Product Design with Generative AI — The HiClass Framework
How to Define Products in a World where 2+2 Can Be Anything between 0 and 100
As Generative AI goes through multiple micro-cycles of hype and disillusionment, Product Managers across the globe and across types of companies — Main Street enterprises and tech startups alike — have been asked to build great LLM-based products in the most efficient way. As someone who has been doing this for a bit now, I have found traditional product design frameworks to be helpful but not completely extensible to the new context.
Identify the Design Factors
The HiClass framework describes these seven design factors, some of them new, as important to developing products with LLMs in addition to various factors you use in any other product design. Each of these may mean something different for your context.
- Hallucination — LLMs will make things up. What is your strategy to minimize hallucinations or the damage they can cause?
- Inaccuracy — No AI system is perfect. How do you handle inaccurate answers? How do you know if an answer is inaccurate?
- Cost — What is the cost per transaction of your product: Is your product viable? At least is there a path to viability? Equally important, what is the cost (and time) to get the product up and running?
- Latency — Esp if you are using chain of prompts or a more advanced prompting scheme, it may take seconds for LLMs to generate output. What is your user doing in the meanwhile?
- Attributability — If you need to, can you explain the source and/or reasoning the LLM used to take the action it took? Can you produce the evidence to assure your user that your product is not hallucinating?
- Security — What are the possible points of leakage of your and your users’ data? What are the various risk scenarios?
- Style — For generative applications, how are you making sure that the generated content is in sync with the tone of your brand, and is generally positive about your brand (believe it or not, LLMs may end up advocating for your competitors if left alone)?
Note 1: It’s important to differentiate between hallucination and accuracy. If a system hallucinates, i.e. makes things up that are not true, then it’s definitely inaccurate, however there could be many other sources of inaccuracy for an LLM system.

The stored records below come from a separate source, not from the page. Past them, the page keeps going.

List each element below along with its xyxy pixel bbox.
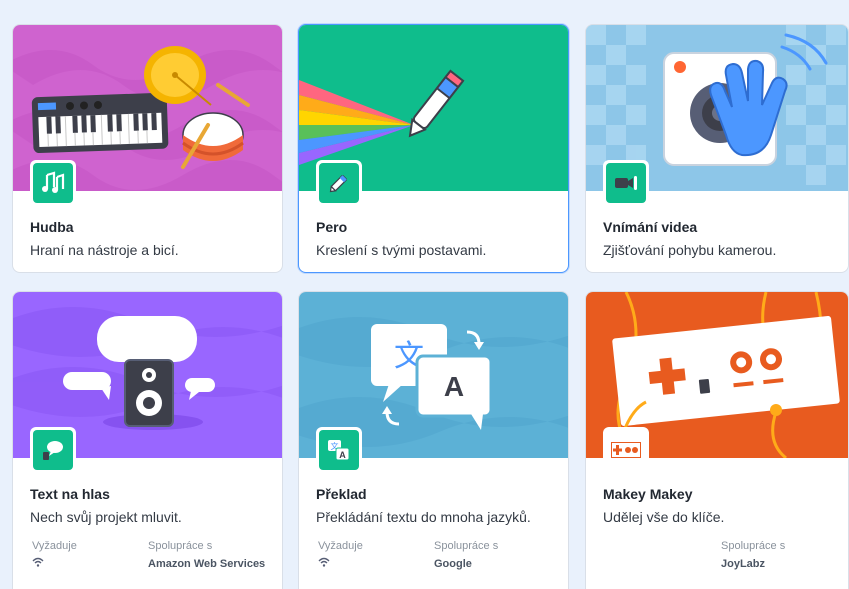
card-description: Překládání textu do mnoha jazyků. xyxy=(316,509,531,525)
pen-icon-tile xyxy=(316,160,362,206)
collaboration-label: Spolupráce s xyxy=(148,540,213,552)
card-title: Hudba xyxy=(30,219,74,235)
translate-icon-tile: 文 A xyxy=(316,427,362,473)
card-title: Vnímání videa xyxy=(603,219,698,235)
collaboration-label: Spolupráce s xyxy=(721,540,786,552)
collaborator-name: JoyLabz xyxy=(721,558,766,570)
collaboration-label: Spolupráce s xyxy=(434,540,499,552)
music-icon-tile xyxy=(30,160,76,206)
pen-icon xyxy=(329,175,347,193)
requires-label: Vyžaduje xyxy=(32,540,77,552)
extension-card-text-to-speech[interactable]: Text na hlas Nech svůj projekt mluvit. V… xyxy=(12,291,283,589)
svg-text:A: A xyxy=(339,450,346,460)
music-notes-icon xyxy=(42,171,65,193)
internet-connection-icon xyxy=(318,557,330,567)
video-camera-icon xyxy=(615,176,637,190)
collaborator-name: Google xyxy=(434,558,472,570)
card-title: Text na hlas xyxy=(30,486,110,502)
extension-card-translate[interactable]: 文 A 文 A Překlad Překládání textu do mnoh… xyxy=(298,291,569,589)
svg-text:A: A xyxy=(444,371,464,402)
collaborator-name: Amazon Web Services xyxy=(148,558,266,570)
text-to-speech-icon-tile xyxy=(30,427,76,473)
extension-card-pen[interactable]: Pero Kreslení s tvými postavami. xyxy=(298,24,569,273)
card-description: Hraní na nástroje a bicí. xyxy=(30,242,179,258)
video-icon-tile xyxy=(603,160,649,206)
extension-card-makey-makey[interactable]: Makey Makey Udělej vše do klíče. Spolupr… xyxy=(585,291,849,589)
translate-icon: 文 A xyxy=(328,440,350,461)
card-description: Udělej vše do klíče. xyxy=(603,509,725,525)
extension-library-grid: Hudba Hraní na nástroje a bicí. Pero Kre… xyxy=(0,0,849,589)
card-description: Kreslení s tvými postavami. xyxy=(316,242,487,258)
extension-card-video-sensing[interactable]: Vnímání videa Zjišťování pohybu kamerou. xyxy=(585,24,849,273)
makey-makey-icon xyxy=(611,442,641,458)
internet-connection-icon xyxy=(32,557,44,567)
requires-label: Vyžaduje xyxy=(318,540,363,552)
card-title: Překlad xyxy=(316,486,367,502)
makey-makey-icon-tile xyxy=(603,427,649,473)
card-title: Pero xyxy=(316,219,348,235)
card-description: Zjišťování pohybu kamerou. xyxy=(603,242,777,258)
speech-bubble-icon xyxy=(43,441,63,460)
card-description: Nech svůj projekt mluvit. xyxy=(30,509,182,525)
extension-card-music[interactable]: Hudba Hraní na nástroje a bicí. xyxy=(12,24,283,273)
card-title: Makey Makey xyxy=(603,486,693,502)
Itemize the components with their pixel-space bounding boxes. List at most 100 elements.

As a PM actually you do want a small level of hallucination because its control is the same as creativity, and creativity is what gives your bots personality.
Note 2: This list excludes Access to Talent as a design factor, which is probably the most important factor as of Feb 2024, but hopefully this is only a temporary situation.
Prioritize
Not all factors may be important to your user story. For example if you are building an app to generate automated marketing emails, latency, attributability and security may not be as high priority as the style. If this product involves a human in the loop to edit the AI output, then accuracy and hallucination are not mission critical either. Here is an indicative table to start thinking about this.
The more factors survive this stage, the harder you will have to work as a Product Manager before you can launch something. It’s a good idea to rank every surviving factor, identify ideal goals and draw red-lines below which the product will not be acceptable.
Innovate and Trade
Now is when brilliant PMs start to shine. I had written earlier that in general creativity is overrated and misapplied with a couple of exceptions. This scenario is a big one in the exception category. I always ask myself two questions:
One — can I innovate on the product to remove one of the constraints completely. For example, if latency is a big concern due to a chain of prompts, can we design the system not as a bot, where the expectation is for instant messaging, but as a multi-page questionnaire. Now, you can still have dynamic questions leading up to the outcome but each transition gives you breathing space in terms of user expectations. Perhaps you can add a progress bar and a gif showing how hard the system is working in the back end. Or you can keep going with an anticipated workflow, and correct as and when an async signal tells you to. In any case, latency is no longer a huge concern and you can pay some of it to reduce cost.
Two — what are the tradeoffs between the various dimensions of HiClass, and where is a good equilibrium. This is going to be iterative. Given the complexity, it’s also important to do a lot of research upfront because the iterations may be expensive. Here is a chart to remind you of how the different factors of HiClass affect the others (if you improve a row, the cells indicate what happens to the columns).
Hope this is helpful. As a parting comment — please remember that the architecture of the rest of the system is as important for an AI product as the AI itself. Please don’t ignore it!